UK workers shunning cars as fuel prices bite

2008

With the cost of filling up at the petrol station continuing to rise and now the prospect of shortages at the pumps if this weekend's four-day strike by fuel tanker drivers goes ahead, British workers are increasingly looking at alternatives to driving when it comes to getting to and from work.

A study by International Energy Agency has concluded that British motorists are driving less following a doubling in crude oil prices over the past year.

At the same time, petrol retailers have reported a sharp drop in fuel sales over the past few weeks, with latest figures suggesting that demand for petrol in the UK has slumped by as much as a fifth over the past 12 months.

According to the IEA, motorists are instead choosing to take public transport as their cars become too expensive to run.
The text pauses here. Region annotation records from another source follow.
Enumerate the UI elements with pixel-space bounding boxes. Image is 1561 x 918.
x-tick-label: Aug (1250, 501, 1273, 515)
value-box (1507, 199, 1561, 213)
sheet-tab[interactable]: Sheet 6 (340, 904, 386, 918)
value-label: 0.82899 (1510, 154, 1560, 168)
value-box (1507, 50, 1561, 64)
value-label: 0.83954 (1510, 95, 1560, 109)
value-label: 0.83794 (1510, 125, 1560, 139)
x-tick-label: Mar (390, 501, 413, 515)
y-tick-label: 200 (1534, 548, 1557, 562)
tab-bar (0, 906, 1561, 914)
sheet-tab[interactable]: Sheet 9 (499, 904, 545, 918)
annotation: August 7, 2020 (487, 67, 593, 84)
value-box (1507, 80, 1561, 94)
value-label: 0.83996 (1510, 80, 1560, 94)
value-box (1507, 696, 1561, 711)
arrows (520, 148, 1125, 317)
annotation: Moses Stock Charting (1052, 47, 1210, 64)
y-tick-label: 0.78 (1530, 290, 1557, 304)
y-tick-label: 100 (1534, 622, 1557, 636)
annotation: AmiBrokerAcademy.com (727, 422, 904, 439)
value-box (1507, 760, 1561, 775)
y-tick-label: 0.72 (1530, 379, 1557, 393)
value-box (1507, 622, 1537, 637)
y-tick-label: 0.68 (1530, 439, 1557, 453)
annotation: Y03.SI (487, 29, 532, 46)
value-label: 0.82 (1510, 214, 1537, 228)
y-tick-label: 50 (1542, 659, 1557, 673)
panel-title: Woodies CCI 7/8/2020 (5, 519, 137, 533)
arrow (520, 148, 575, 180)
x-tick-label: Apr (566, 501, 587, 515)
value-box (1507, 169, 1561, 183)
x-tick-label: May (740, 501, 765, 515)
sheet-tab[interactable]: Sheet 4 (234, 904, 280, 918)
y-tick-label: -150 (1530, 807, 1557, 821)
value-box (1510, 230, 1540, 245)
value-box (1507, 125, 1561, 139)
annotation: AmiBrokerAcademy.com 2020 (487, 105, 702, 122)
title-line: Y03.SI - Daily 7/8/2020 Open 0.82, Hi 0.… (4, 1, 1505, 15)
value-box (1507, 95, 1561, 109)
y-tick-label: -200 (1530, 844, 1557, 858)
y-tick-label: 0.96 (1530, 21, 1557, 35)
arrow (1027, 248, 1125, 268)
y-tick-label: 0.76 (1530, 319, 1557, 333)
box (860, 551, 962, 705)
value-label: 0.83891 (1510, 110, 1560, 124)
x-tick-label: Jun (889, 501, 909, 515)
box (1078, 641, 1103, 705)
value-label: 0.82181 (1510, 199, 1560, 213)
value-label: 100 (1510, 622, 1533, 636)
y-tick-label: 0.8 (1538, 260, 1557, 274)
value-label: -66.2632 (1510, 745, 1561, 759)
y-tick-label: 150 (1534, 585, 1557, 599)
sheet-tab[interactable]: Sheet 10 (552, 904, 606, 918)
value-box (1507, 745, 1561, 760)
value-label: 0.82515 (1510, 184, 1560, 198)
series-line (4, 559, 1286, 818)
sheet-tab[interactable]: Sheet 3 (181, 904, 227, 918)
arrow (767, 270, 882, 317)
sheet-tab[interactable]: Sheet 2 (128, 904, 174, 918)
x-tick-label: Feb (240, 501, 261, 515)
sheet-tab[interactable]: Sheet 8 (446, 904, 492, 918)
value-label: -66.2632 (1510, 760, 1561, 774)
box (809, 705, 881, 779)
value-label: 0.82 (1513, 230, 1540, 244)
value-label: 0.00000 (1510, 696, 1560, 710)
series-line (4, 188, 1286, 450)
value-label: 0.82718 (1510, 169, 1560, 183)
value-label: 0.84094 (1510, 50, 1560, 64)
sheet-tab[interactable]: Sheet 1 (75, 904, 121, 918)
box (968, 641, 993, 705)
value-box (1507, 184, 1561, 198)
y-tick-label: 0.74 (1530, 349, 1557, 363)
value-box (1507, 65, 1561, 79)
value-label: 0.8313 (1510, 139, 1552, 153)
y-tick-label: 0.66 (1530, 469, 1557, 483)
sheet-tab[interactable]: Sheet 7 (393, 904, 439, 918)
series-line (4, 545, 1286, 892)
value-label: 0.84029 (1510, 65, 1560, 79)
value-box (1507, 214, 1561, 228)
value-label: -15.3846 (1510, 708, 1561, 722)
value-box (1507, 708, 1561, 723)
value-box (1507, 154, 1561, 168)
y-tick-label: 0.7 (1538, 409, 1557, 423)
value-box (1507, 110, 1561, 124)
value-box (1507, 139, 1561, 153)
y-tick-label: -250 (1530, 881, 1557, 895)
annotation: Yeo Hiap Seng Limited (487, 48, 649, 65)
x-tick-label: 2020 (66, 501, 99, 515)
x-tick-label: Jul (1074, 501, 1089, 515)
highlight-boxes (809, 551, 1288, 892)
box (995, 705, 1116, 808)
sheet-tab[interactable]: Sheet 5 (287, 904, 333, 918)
Eduardo Lopez, the IEA's chief oil analyst, told the Daily Telegraph newspaper this week: "British motorists are clearly driving less. They are switching to public transport, which is much easier to do in Britain than in America, where people living in the suburbs often have to drive whether or not they want to."

The motoring organisation the AA has also noticed a reduction in the amount of driving people are doing, whether for work or leisure.

Two thirds of motorists are looking for ways to cut their fuel use, it has estimated.

At the same time, a survey by the insurance website, insurance.co.uk, has found that one in six commuters now say the cost of driving to work had made them consider quitting their job and looking for work closer to home.

The research found that the average commuter had seen fuel bills rise 21 per cent over the past year.

The Petrol Retailers' Association, meanwhile, has reported a sharp fall in fuel sales over the past three weeks, especially in the north of England.

The cost of filling up the average family car is now in excess of £60 and it can take almost £80 to fill the tank of many popular models, the Telegraph estimated, with British motorists suffering more than their European counterparts.

The cost of unleaded petrol had risen by a fifth in Britain over the past year, a far greater increase than across the Continent, where prices have risen by 14 per cent, according to research by Post Office Travel Services.

In Italy and Germany prices rose by less than a tenth, by comparison, it added.